In terms of the competition the 62 doesn't have much to square up to. The most obvious choice would be the Yanagisawa 991. This is another well-built baritone - and in that sense both baris are very evenly matched. However, the keywork on the 62 is more advanced and refined - which makes a difference. Tonally the presentation on the 991 is more laid back, and while it perhaps doesn't have the bark and bite of the Yamaha it more than makes up for it with its richness and slightly warmer approach.
There are also a number of Mauriats to consider - and although it's been a while since I've had a Mauriat on the bench I'd still be concerned about the build quality of the action. The chances of finding precision on a bari are slim enough as it is, so you need all the help you can get.
And then there's the Keilwerth SX90. This would be an 'off Broadway ' choice, but not necessarily a bad one. At the very least it ought to be on the list.

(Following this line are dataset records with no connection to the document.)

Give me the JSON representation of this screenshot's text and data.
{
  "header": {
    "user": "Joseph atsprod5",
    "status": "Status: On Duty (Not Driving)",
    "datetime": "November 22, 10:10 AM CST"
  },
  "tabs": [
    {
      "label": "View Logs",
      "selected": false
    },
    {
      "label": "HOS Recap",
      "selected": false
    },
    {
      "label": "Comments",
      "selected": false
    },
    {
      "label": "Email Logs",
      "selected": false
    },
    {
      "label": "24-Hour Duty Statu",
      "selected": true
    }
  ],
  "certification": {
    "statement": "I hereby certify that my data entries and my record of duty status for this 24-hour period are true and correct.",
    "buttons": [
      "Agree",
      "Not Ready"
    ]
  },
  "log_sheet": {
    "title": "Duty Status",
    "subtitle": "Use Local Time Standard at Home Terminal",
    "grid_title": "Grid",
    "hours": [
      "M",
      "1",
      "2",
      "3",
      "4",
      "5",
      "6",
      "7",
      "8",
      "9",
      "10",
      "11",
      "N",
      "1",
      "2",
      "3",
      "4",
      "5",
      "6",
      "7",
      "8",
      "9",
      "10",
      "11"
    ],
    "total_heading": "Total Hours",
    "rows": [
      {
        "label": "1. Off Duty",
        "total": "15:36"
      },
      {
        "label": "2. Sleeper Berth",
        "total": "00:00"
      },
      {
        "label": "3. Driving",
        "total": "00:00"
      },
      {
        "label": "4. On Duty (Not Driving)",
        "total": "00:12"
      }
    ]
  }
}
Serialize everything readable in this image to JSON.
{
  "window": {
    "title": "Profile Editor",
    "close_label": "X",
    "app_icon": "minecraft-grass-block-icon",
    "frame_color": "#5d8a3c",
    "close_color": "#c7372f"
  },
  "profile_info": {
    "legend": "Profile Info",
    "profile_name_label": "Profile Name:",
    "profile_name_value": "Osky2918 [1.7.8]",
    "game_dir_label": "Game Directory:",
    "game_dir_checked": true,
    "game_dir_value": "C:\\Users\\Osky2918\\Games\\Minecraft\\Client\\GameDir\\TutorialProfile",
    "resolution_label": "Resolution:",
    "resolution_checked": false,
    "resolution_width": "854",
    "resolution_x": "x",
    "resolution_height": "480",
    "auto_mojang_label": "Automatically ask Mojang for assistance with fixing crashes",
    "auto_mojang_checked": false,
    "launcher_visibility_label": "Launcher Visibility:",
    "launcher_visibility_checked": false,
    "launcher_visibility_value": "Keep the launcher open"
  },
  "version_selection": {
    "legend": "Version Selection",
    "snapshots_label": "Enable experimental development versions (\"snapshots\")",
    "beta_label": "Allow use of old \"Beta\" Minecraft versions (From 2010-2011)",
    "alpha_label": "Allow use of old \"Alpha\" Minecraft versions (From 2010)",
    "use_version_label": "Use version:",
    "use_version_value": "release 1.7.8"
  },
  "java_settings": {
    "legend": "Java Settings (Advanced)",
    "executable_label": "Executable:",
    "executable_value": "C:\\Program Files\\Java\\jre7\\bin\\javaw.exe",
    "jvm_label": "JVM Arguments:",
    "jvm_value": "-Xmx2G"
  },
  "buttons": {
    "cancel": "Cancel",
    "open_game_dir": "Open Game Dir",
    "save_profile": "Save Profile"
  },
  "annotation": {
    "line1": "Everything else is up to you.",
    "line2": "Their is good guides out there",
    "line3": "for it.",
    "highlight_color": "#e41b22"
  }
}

Perhaps the strongest competition the 62 faces is from its sibling, the YBS32. You get the same keywork features and build quality, and you save around two grand. It doesn't have quite the depth of tone that the 62 has, but it's a very close thing...and careful mouthpiece choices would narrow that gap considerably, and quite possibly make it disappear altogether.

I said at the top of the review that this is possibly the definitive modern baritone. If you weren't a fan of how Yamaha's played you'd probably, and quite reasonably, say this was nonsense - but it takes more than one quality to make a horn definitive, and ultimately what you're looking for is a fine balance. I certainly take the tone into account, but also the action, the build quality, the playability...and the price.
Other horns might hit closer to the bullseye in other areas - for example, the playability of the Yanagisawa 9930 is astonishing...but then so is its price - but when the scores are totted up I reckon the YBS62 walks away with the prize.

All in all a very fine instrument indeed. If you're shopping for a top-line baritone and this one isn't on your list - get a new list.